A lift of the Seiberg-Witten equations to Kaluza-Klein five-manifolds

We consider Riemannian four-manifolds (X, gX) with a spin(c)-structure and a suitable circle bundle Y over X such that the spinc-structure on X lifts to a spin-structure on Y. With respect to these structures, a spinor phi on X lifts to an untwisted spinor psi on Y and a U(1)-gauge field A for the spin(c)-structure can be absorbed into a Kaluza-Klein metric g(Y)(A) on Y. We show that irreducible solutions (A, phi) to the Seiberg-Witten equations on (X, gX) for the given spin(c)-structure are equivalent to irreducible solutions. of a Dirac equation with cubic non-linearity on the Kaluza-Klein circle bundle (Y, g(Y)(A)).
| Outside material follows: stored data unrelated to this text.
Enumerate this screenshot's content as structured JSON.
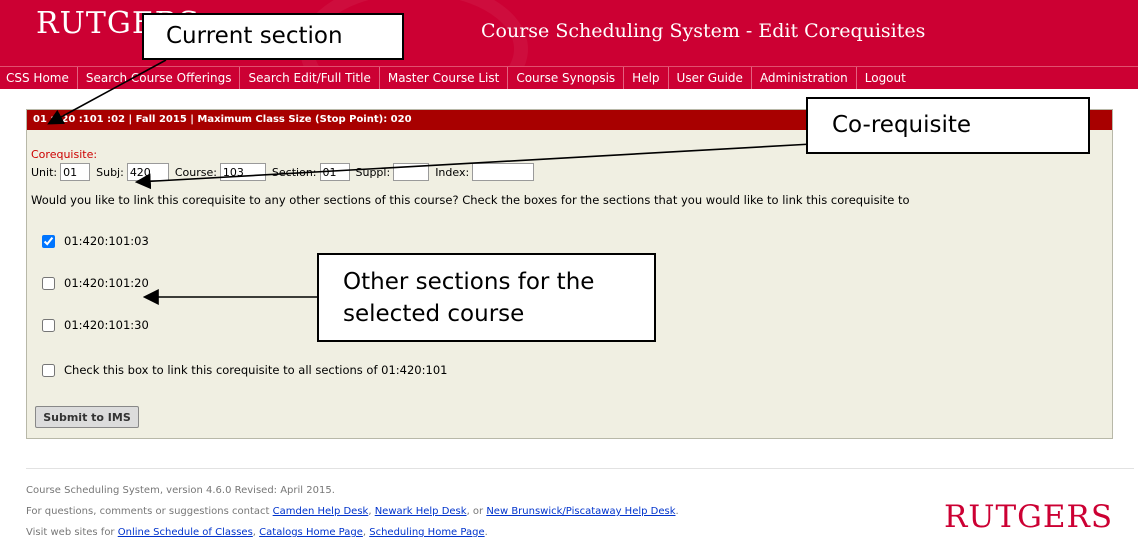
{
  "header": {
    "logo": "RUTGERS",
    "app_title": "Course Scheduling System - Edit Corequisites"
  },
  "nav": {
    "items": [
      {
        "label": "CSS Home"
      },
      {
        "label": "Search Course Offerings"
      },
      {
        "label": "Search Edit/Full Title"
      },
      {
        "label": "Master Course List"
      },
      {
        "label": "Course Synopsis"
      },
      {
        "label": "Help"
      },
      {
        "label": "User Guide"
      },
      {
        "label": "Administration"
      },
      {
        "label": "Logout"
      }
    ]
  },
  "panel": {
    "header": "01 :420 :101 :02 | Fall 2015 | Maximum Class Size (Stop Point): 020",
    "corequisite_label": "Corequisite:",
    "fields": {
      "unit_label": "Unit:",
      "unit_value": "01",
      "subj_label": "Subj:",
      "subj_value": "420",
      "course_label": "Course:",
      "course_value": "103",
      "section_label": "Section:",
      "section_value": "01",
      "suppl_label": "Suppl:",
      "suppl_value": "",
      "index_label": "Index:",
      "index_value": ""
    },
    "question": "Would you like to link this corequisite to any other sections of this course? Check the boxes for the sections that you would like to link this corequisite to",
    "sections": [
      {
        "label": "01:420:101:03",
        "checked": true
      },
      {
        "label": "01:420:101:20",
        "checked": false
      },
      {
        "label": "01:420:101:30",
        "checked": false
      }
    ],
    "all_sections_label": "Check this box to link this corequisite to all sections of 01:420:101",
    "submit_label": "Submit to IMS"
  },
  "footer": {
    "version": "Course Scheduling System, version 4.6.0 Revised: April 2015.",
    "contact_prefix": "For questions, comments or suggestions contact ",
    "camden_link": "Camden Help Desk",
    "sep1": ", ",
    "newark_link": "Newark Help Desk",
    "sep2": ", or ",
    "nb_link": "New Brunswick/Piscataway Help Desk",
    "contact_suffix": ".",
    "visit_prefix": "Visit web sites for ",
    "soc_link": "Online Schedule of Classes",
    "sep3": ", ",
    "catalogs_link": "Catalogs Home Page",
    "sep4": ", ",
    "scheduling_link": "Scheduling Home Page",
    "visit_suffix": ".",
    "logo": "RUTGERS"
  },
  "callouts": {
    "current_section": "Current section",
    "corequisite": "Co-requisite",
    "other_sections_line1": "Other sections for the",
    "other_sections_line2": "selected course"
  },
  "colors": {
    "brand_red": "#cc0033",
    "panel_header_red": "#a80000",
    "panel_bg": "#f0efe2",
    "link_blue": "#0033cc"
  }
}
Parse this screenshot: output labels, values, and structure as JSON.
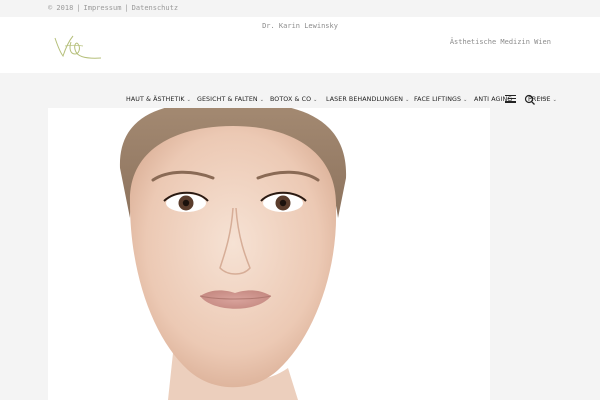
{
  "topbar": {
    "copyright": "© 2018",
    "links": [
      "Impressum",
      "Datenschutz"
    ]
  },
  "header": {
    "site_name": "Dr. Karin Lewinsky",
    "tagline": "Ästhetische Medizin Wien",
    "logo_icon": "signature-logo"
  },
  "nav": {
    "items": [
      {
        "label": "HAUT & ÄSTHETIK",
        "dropdown": true
      },
      {
        "label": "GESICHT & FALTEN",
        "dropdown": true
      },
      {
        "label": "BOTOX & CO",
        "dropdown": true
      },
      {
        "label": "LASER BEHANDLUNGEN",
        "dropdown": true
      },
      {
        "label": "FACE LIFTINGS",
        "dropdown": true
      },
      {
        "label": "ANTI AGING",
        "dropdown": false
      },
      {
        "label": "PREISE",
        "dropdown": true
      }
    ],
    "menu_icon": "hamburger-icon",
    "search_icon": "search-icon",
    "search_label": "suche"
  },
  "hero": {
    "image": "woman-face-portrait"
  },
  "colors": {
    "background": "#f4f4f4",
    "header": "#ffffff",
    "logo": "#b5bf7a",
    "nav_text": "#222222",
    "muted_text": "#8a8a8a"
  }
}
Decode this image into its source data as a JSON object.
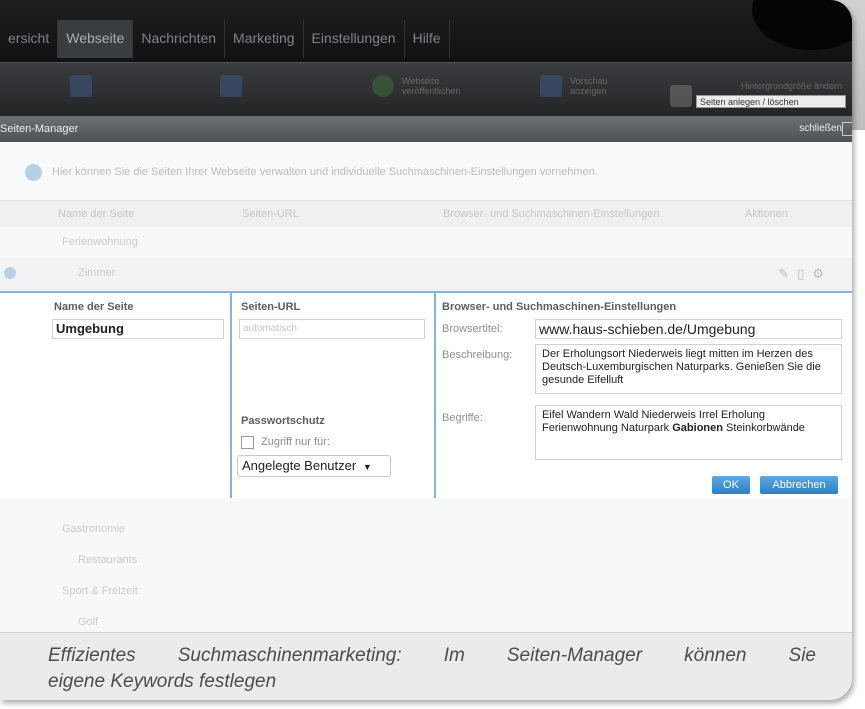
{
  "nav": {
    "tabs": [
      "ersicht",
      "Webseite",
      "Nachrichten",
      "Marketing",
      "Einstellungen",
      "Hilfe"
    ]
  },
  "toolbar": {
    "items": [
      "Webseite veröffentlichen",
      "Vorschau anzeigen"
    ],
    "select_label": "Hintergrundgröße ändern",
    "select_value": "Seiten anlegen / löschen"
  },
  "seiten_manager": {
    "title": "Seiten-Manager",
    "close_label": "schließen",
    "info_text": "Hier können Sie die Seiten Ihrer Webseite verwalten und individuelle Suchmaschinen-Einstellungen vornehmen."
  },
  "table": {
    "headers": [
      "Name der Seite",
      "Seiten-URL",
      "Browser- und Suchmaschinen-Einstellungen",
      "Aktionen"
    ],
    "rows_top": [
      "Ferienwohnung",
      "Zimmer"
    ],
    "rows_bottom": [
      "Gastronomie",
      "Restaurants",
      "Sport & Freizeit",
      "Golf"
    ]
  },
  "edit_panel": {
    "name_header": "Name der Seite",
    "name_value": "Umgebung",
    "url_header": "Seiten-URL",
    "url_placeholder": "automatisch",
    "password_label": "Passwortschutz",
    "access_label": "Zugriff nur für:",
    "access_select": "Angelegte Benutzer",
    "seo_header": "Browser- und Suchmaschinen-Einstellungen",
    "browser_title_label": "Browsertitel:",
    "browser_title_value": "www.haus-schieben.de/Umgebung",
    "description_label": "Beschreibung:",
    "description_value": "Der Erholungsort Niederweis liegt mitten im Herzen des Deutsch-Luxemburgischen Naturparks. Genießen Sie die gesunde Eifelluft",
    "keywords_label": "Begriffe:",
    "keywords_value": "Eifel Wandern Wald Niederweis Irrel Erholung Ferienwohnung Naturpark ",
    "keywords_bold": "Gabionen",
    "keywords_tail": " Steinkorbwände",
    "ok_label": "OK",
    "cancel_label": "Abbrechen"
  },
  "caption": {
    "line1": "Effizientes Suchmaschinenmarketing: Im Seiten-Manager können Sie",
    "line2": "eigene Keywords festlegen"
  },
  "colors": {
    "accent_blue": "#2b7fc4",
    "panel_border": "#86b3d8",
    "nav_dark": "#111111"
  }
}
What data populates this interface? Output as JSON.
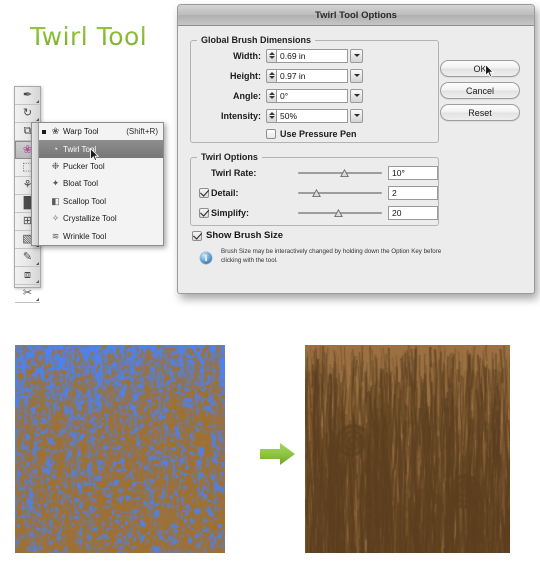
{
  "page": {
    "title": "Twirl Tool"
  },
  "toolbar": {
    "name": "illustrator-tool-panel",
    "tools": [
      {
        "name": "pen-tool",
        "glyph": "✒",
        "selected": false
      },
      {
        "name": "rotate-tool",
        "glyph": "↻",
        "selected": false
      },
      {
        "name": "scale-tool",
        "glyph": "⧉",
        "selected": false
      },
      {
        "name": "warp-tool",
        "glyph": "❀",
        "selected": true
      },
      {
        "name": "free-transform-tool",
        "glyph": "⬚",
        "selected": false
      },
      {
        "name": "symbol-sprayer-tool",
        "glyph": "⚘",
        "selected": false
      },
      {
        "name": "column-graph-tool",
        "glyph": "█",
        "selected": false
      },
      {
        "name": "mesh-tool",
        "glyph": "⊞",
        "selected": false
      },
      {
        "name": "gradient-tool",
        "glyph": "▧",
        "selected": false
      },
      {
        "name": "eyedropper-tool",
        "glyph": "✎",
        "selected": false
      },
      {
        "name": "blend-tool",
        "glyph": "⧈",
        "selected": false
      },
      {
        "name": "slice-tool",
        "glyph": "✂",
        "selected": false
      }
    ]
  },
  "flyout": {
    "name": "warp-tool-flyout",
    "items": [
      {
        "label": "Warp Tool",
        "shortcut": "(Shift+R)",
        "icon": "warp-tool-icon",
        "glyph": "❀",
        "bullet": true,
        "active": false
      },
      {
        "label": "Twirl Tool",
        "shortcut": "",
        "icon": "twirl-tool-icon",
        "glyph": "◔",
        "bullet": false,
        "active": true
      },
      {
        "label": "Pucker Tool",
        "shortcut": "",
        "icon": "pucker-tool-icon",
        "glyph": "❉",
        "bullet": false,
        "active": false
      },
      {
        "label": "Bloat Tool",
        "shortcut": "",
        "icon": "bloat-tool-icon",
        "glyph": "✦",
        "bullet": false,
        "active": false
      },
      {
        "label": "Scallop Tool",
        "shortcut": "",
        "icon": "scallop-tool-icon",
        "glyph": "◧",
        "bullet": false,
        "active": false
      },
      {
        "label": "Crystallize Tool",
        "shortcut": "",
        "icon": "crystallize-tool-icon",
        "glyph": "✧",
        "bullet": false,
        "active": false
      },
      {
        "label": "Wrinkle Tool",
        "shortcut": "",
        "icon": "wrinkle-tool-icon",
        "glyph": "≋",
        "bullet": false,
        "active": false
      }
    ]
  },
  "dialog": {
    "title": "Twirl Tool Options",
    "global_brush": {
      "legend": "Global Brush Dimensions",
      "fields": [
        {
          "label": "Width:",
          "value": "0.69 in"
        },
        {
          "label": "Height:",
          "value": "0.97 in"
        },
        {
          "label": "Angle:",
          "value": "0°"
        },
        {
          "label": "Intensity:",
          "value": "50%"
        }
      ],
      "pressure_pen": {
        "label": "Use Pressure Pen",
        "checked": false
      }
    },
    "twirl_options": {
      "legend": "Twirl Options",
      "rows": [
        {
          "label": "Twirl Rate:",
          "value": "10°",
          "checkbox": false,
          "checked": false,
          "slider_pct": 55
        },
        {
          "label": "Detail:",
          "value": "2",
          "checkbox": true,
          "checked": true,
          "slider_pct": 22
        },
        {
          "label": "Simplify:",
          "value": "20",
          "checkbox": true,
          "checked": true,
          "slider_pct": 48
        }
      ]
    },
    "show_brush_size": {
      "label": "Show Brush Size",
      "checked": true
    },
    "hint": "Brush Size may be interactively changed by holding down the Option Key before clicking with the tool.",
    "buttons": [
      {
        "label": "OK",
        "name": "ok-button",
        "default": true
      },
      {
        "label": "Cancel",
        "name": "cancel-button",
        "default": false
      },
      {
        "label": "Reset",
        "name": "reset-button",
        "default": false
      }
    ]
  },
  "illustration": {
    "before": {
      "name": "texture-before-blue",
      "base_color": "#4f82ea",
      "grain_color": "#a2712e"
    },
    "after": {
      "name": "texture-after-wood",
      "base_color": "#9b7142",
      "grain_color": "#5d4021"
    },
    "arrow": {
      "name": "right-arrow-icon",
      "color": "#8ec640"
    }
  },
  "colors": {
    "title_green_light": "#95c93d",
    "title_green_dark": "#7ba52c",
    "accent_blue": "#4f82ea",
    "wood_brown": "#9b7142",
    "arrow_green": "#8ec640"
  }
}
As an application, we consider solutions to the equations in the case of Sasaki five-manifolds, which are circle bundles over Kahler-Einstein surfaces.

Automated summary

This study focuses on Riemannian four-manifolds with spin(c)-structures and circle bundles, showing the equivalence between irreducible solutions to the Seiberg-Witten equations on the four-manifold and solutions to a Dirac equation on the Kaluza-Klein circle bundle. An application to Sasaki five-manifolds, circle bundles over Kahler-Einstein surfaces, is also considered.